Dès l’instant où Ethel Cain a franchi le seuil de la scène du Trianon aux premiers accords de « Dust Bowl », quelques admirateurs avaient déjà les yeux humides. Elle arbore cette élégante robe sombre qui s’accorde si parfaitement à son allure mystique et vintage.

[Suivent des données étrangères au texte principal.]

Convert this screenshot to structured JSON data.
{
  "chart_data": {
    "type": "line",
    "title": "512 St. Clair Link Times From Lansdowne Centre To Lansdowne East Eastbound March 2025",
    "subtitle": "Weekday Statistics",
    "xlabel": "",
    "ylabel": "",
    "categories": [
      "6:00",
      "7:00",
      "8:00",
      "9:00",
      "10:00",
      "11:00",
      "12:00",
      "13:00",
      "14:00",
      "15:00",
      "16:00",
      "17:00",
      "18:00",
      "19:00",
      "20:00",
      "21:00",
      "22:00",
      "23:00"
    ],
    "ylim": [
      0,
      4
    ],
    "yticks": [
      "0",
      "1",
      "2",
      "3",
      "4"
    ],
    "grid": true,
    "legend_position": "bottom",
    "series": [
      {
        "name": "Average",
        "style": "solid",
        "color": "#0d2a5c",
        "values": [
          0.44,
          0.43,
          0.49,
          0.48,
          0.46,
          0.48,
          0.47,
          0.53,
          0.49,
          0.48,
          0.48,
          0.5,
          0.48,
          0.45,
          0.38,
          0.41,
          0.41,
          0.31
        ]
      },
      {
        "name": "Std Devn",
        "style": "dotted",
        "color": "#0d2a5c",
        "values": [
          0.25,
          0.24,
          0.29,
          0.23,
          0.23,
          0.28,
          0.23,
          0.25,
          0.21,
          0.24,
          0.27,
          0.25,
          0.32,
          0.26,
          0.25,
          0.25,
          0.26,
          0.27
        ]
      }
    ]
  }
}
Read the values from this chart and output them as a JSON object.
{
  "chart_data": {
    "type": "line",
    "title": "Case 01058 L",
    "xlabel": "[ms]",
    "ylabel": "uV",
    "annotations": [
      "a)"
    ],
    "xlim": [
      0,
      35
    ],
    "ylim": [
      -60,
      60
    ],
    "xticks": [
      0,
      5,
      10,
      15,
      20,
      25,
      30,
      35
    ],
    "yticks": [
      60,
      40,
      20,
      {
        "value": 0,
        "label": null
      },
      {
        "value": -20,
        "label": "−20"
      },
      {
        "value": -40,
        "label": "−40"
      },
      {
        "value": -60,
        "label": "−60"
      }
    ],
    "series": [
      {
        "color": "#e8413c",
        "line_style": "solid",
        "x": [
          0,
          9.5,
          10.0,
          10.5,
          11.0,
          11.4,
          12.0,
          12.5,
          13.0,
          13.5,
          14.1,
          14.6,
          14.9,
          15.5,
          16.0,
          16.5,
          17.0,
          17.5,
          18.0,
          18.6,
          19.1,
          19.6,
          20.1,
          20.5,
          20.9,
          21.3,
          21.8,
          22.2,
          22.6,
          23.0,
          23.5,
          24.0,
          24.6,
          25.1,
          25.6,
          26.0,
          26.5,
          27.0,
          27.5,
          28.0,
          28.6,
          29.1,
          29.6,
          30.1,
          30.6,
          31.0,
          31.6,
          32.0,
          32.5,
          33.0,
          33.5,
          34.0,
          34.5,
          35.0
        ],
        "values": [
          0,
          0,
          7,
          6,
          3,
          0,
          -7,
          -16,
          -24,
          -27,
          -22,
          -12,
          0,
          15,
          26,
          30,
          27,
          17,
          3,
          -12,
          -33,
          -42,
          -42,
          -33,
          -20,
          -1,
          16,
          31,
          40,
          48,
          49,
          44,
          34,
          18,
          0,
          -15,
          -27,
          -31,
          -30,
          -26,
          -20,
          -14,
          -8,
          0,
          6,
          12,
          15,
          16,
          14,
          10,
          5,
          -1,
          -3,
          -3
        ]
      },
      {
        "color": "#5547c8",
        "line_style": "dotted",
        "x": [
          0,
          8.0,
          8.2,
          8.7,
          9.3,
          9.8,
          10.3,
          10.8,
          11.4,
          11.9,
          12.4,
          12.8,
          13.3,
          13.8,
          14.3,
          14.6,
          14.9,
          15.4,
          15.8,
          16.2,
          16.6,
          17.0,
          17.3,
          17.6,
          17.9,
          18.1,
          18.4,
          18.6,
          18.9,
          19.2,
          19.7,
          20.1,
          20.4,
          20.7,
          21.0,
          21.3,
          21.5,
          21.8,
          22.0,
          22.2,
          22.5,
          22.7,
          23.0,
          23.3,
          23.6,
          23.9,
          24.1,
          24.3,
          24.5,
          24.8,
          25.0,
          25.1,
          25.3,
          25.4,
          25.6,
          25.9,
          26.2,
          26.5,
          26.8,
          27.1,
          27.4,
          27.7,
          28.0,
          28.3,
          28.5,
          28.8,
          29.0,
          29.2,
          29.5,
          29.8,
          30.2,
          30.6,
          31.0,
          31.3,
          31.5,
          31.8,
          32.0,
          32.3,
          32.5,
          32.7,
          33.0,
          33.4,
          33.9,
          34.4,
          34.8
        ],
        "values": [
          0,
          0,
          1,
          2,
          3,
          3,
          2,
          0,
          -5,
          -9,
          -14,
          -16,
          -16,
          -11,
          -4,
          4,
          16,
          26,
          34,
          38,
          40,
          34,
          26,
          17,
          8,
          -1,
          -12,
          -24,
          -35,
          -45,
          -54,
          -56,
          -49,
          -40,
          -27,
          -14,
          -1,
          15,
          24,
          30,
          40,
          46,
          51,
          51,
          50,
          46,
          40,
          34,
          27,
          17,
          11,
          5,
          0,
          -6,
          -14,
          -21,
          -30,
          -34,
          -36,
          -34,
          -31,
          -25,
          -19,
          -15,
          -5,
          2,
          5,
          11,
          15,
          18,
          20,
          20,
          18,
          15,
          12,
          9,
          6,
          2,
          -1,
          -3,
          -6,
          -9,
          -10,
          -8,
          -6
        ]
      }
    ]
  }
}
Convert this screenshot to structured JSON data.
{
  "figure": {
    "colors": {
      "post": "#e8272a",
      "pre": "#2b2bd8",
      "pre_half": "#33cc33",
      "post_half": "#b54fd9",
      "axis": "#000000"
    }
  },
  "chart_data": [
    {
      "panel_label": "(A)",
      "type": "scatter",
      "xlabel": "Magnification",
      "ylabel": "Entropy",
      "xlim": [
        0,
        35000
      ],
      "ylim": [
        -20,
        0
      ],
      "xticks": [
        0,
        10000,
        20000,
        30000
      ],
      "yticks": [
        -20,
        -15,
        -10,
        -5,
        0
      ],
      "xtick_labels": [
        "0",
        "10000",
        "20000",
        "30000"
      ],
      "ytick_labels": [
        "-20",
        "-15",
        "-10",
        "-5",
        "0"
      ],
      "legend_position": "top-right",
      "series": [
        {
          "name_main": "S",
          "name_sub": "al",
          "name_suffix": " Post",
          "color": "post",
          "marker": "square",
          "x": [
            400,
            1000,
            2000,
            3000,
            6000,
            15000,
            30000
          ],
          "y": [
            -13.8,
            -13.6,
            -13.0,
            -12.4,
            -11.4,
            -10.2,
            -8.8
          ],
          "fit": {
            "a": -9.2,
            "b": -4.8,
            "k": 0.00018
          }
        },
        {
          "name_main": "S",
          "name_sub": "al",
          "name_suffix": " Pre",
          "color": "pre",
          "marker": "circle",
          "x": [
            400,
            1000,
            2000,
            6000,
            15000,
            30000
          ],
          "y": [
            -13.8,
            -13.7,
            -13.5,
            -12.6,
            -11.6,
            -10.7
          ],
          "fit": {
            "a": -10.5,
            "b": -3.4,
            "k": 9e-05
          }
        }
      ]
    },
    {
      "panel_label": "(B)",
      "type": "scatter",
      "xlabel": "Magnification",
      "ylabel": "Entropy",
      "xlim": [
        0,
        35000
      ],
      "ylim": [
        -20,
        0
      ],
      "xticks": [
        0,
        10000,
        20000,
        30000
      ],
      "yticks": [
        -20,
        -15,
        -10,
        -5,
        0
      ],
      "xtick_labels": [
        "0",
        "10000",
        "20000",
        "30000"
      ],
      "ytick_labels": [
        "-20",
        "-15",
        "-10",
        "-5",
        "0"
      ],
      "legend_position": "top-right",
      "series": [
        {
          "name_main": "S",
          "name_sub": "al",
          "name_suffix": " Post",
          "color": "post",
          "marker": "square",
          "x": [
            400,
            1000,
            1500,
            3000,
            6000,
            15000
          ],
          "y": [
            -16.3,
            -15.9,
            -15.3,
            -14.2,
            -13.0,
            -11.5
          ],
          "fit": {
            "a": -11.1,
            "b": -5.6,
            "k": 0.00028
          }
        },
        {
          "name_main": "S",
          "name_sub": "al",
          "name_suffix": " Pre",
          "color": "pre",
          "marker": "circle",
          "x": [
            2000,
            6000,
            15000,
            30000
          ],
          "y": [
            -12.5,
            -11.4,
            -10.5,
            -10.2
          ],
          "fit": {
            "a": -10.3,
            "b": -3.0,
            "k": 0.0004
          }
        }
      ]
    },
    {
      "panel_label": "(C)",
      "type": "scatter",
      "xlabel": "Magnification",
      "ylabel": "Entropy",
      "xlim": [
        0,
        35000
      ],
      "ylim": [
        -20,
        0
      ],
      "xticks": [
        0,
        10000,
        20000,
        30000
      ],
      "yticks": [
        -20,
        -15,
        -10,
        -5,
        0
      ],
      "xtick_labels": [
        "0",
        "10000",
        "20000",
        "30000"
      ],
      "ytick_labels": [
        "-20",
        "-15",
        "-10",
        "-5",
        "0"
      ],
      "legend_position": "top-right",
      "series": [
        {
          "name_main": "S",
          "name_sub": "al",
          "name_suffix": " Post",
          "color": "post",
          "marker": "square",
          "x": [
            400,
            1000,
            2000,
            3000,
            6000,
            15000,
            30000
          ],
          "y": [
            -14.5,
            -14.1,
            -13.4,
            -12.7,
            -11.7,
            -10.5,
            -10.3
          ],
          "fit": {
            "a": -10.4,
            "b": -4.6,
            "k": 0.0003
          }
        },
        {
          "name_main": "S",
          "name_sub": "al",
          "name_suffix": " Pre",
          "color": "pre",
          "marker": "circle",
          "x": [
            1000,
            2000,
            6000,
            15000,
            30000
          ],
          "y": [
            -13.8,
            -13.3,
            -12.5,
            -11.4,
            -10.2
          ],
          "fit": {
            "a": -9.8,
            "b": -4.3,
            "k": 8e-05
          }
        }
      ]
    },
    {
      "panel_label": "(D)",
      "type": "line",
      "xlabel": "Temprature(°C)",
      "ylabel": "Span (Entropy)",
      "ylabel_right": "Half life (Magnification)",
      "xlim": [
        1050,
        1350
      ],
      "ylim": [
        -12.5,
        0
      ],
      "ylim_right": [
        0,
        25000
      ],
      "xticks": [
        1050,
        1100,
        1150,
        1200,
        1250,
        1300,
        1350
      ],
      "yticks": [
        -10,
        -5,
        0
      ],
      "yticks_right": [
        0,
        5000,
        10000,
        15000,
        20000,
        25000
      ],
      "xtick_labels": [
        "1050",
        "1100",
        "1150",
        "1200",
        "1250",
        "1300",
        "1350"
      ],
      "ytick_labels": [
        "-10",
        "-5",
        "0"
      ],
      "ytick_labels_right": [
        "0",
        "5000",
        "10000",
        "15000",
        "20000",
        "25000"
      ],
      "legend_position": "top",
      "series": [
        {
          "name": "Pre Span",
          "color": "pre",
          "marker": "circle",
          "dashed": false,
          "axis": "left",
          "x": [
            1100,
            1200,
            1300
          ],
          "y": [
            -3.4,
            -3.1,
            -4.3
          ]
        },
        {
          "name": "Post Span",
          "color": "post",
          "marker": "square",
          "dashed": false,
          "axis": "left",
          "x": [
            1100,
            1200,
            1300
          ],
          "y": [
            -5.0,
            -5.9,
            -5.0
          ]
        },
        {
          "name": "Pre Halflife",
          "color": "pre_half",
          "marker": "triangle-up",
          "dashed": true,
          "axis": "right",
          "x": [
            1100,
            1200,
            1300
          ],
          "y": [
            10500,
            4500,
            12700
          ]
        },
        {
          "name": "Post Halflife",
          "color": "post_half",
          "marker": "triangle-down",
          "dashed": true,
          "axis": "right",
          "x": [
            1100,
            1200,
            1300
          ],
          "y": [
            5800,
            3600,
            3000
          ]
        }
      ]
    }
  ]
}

Avec l’entame de la seconde mélodie, l’enthousiasme des fans éclate en cris et en applaudissements, ravis d’écouter « A House In Nebraska ». Ethel esquisse un sourire au bruit de leurs acclamations. Sa voix, amplifiée par l’écho, semble faire vibrer l’ensemble de l’auditorium. Et, avec les images diffusées sur le vaste écran blanc, l’expérience devient véritablement captivante et quasi spirituelle.

Lors de « Crush », les admirateurs reprennent les paroles avec ferveur. L’énergie est tangible dans l’enceinte. Cette vigueur contraste avec le morceau suivant, « Amber Waves », un titre inédit. Au cours de celui-ci, Ethel Cain nous convie à demeurer aussi silencieux et posés que possible. Et l’assistance se conforme sans la moindre réticence. Nous nous abandonnons alors à l’évocation de chaque mot dans un silence respectueux et concentré.

Durant « Thoroughfare », qui vient ensuite, les fans se manifestent à nouveau. Ethel apporte une nuance particulière en jouant de l’harmonica et du tambourin durant le morceau, pendant que sa bassiste, Kaylee, l’accompagne vocalement et que l’auditoire frappe des mains en cadence.